Saga of The Swamp Thing #1 - May 1982

The Phantom Stranger returns to a solo series!

With Wes Craven's Swamp Thing movie right around the corner, DC revived the Swamp Thing after years of not having a regular title to call his own. Produced by the team of Martin Pasko and Tom Yeates, Saga of The Swamp Thing proved to be a wonderfully creepy series, doing justice to the original creation by Len Wein (who was the editor on this series) and Berni Wrightson.

Unfortunately, this run was sandwiched in between the original, groundbreaking one, and an even more groundbreaking one by Alan Moore, leaving this series a little unappreciated in the history of the character.

But of course, that's not what we're here to talk about--we're here to discuss the return of The Phantom Stranger as solo series star, in a back-up strip in this book.

This first tale is by Bruce Jones and artist Dan Spiegle, and is titled "...In Shadowed Depths":

The reverend's words inspire the congregation, and an old, grizzled woman named Mama Balloo donates the little bit of money she has to the cause.

After the sermon is over, the
reverend meets up with her, but is angered to see she still wears a charm around her neck which is a symbol of voodoo. Mama Balloo claims its just for decoration, and they make plans to meet up the next day.

He then steps into a waiting limo, and the reverend is not all what he seems to be:

On her way home, Mama Balloo is mugged, but The Phantom Stranger is there as well, and makes quick work of the thugs.
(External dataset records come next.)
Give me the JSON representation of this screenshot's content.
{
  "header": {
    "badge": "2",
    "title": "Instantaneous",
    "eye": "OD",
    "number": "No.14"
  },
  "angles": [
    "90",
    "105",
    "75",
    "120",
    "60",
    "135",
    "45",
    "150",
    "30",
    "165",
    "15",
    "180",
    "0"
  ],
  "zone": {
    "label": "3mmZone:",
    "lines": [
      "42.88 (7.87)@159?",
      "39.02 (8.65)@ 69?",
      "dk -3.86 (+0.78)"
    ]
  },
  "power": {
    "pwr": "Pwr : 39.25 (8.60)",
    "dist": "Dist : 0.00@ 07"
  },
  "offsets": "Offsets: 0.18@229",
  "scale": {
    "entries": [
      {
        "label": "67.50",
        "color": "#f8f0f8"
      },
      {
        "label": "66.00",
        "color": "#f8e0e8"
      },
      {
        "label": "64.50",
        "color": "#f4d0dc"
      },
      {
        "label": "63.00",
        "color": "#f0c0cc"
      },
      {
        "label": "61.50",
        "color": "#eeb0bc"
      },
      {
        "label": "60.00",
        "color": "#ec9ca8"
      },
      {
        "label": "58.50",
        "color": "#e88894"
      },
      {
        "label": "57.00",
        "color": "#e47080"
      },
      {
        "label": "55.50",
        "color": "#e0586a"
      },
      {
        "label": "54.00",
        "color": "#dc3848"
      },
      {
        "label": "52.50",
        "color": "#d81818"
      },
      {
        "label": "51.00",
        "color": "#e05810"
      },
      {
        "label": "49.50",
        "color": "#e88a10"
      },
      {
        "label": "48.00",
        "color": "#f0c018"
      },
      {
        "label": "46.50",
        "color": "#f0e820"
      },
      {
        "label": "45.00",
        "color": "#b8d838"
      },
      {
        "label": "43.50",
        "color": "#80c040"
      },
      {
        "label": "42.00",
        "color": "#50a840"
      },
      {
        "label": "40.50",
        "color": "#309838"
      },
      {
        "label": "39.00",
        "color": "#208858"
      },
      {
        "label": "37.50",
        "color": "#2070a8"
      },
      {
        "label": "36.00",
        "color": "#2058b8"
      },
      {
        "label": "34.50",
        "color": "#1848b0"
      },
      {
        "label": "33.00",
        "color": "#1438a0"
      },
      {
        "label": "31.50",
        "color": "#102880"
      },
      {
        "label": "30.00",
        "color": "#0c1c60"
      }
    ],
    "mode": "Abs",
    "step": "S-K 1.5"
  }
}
The next day, the reverend shows up at Mama Balloo's tiny apartment, bringing her a box of chocolates. He asks her for a favor--for her to make a "delivery for the Lord", and we get the sense this is not the first time he has asked her to do this.

On the way to her destination, Mama Balloo runs into a young man named Pete, who used to belong to the voodoo cult she used to lead(!). An argument ensues, and the package is torn open, and we see inside are packages of heroin!
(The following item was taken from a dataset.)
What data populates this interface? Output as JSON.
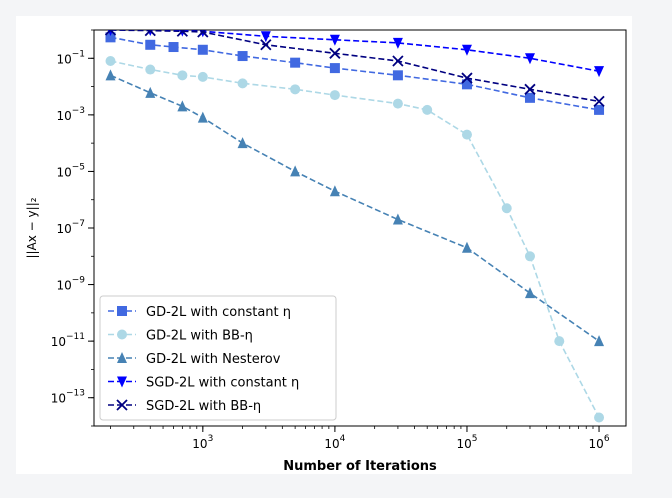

Later that night, the Reverend is attacked in a drive-by, but the Stranger reappears in time to save him:
Eventually, he makes his way back to Mama Balloo's house to pick up the package she was supposed to bring back with her, but he finds her sitting in the corner of her apartment, performing some sort of voodoo ceremony.

He grabs the box that contains the money, but:

Nice to see The Phantom Stranger back in his own strip, even if it is just as a back-up. With only nine pages to work with, the decision was made to have the stories be less about the Stranger and be more EC-style morality tales, with the Stranger taking part in them.

Dan Spiegle was an interesting choice to draw the strip, and his naturalistic style gives the story an extra layer of gritty realism.


Anonymous said...

I never bought an issue of "Swamp Thing" before Alan Moore began writing it, so I had no idea this Stranger strip existed! Another great service this blog has performed.

rob! said...

Glad to be of service!

Anonymous said...

I remember buying this series when it came out, but I totally do not remember the PS back-ups. Hmmm... selective memory again, I guess.

M W Gallaher said...

Spiegle's one of my top 5 favorite artists, a place or 3 behind Aparo. I wouldn't have pictured him on PS but he did some excellent work on these backups.

Anonymous said...

I never knew Dan Spiegle drew the Stranger, so it's good to hear about this story. Spiegle is one of my favourite artists, and from the pages on display it looks like he did justice to our hero.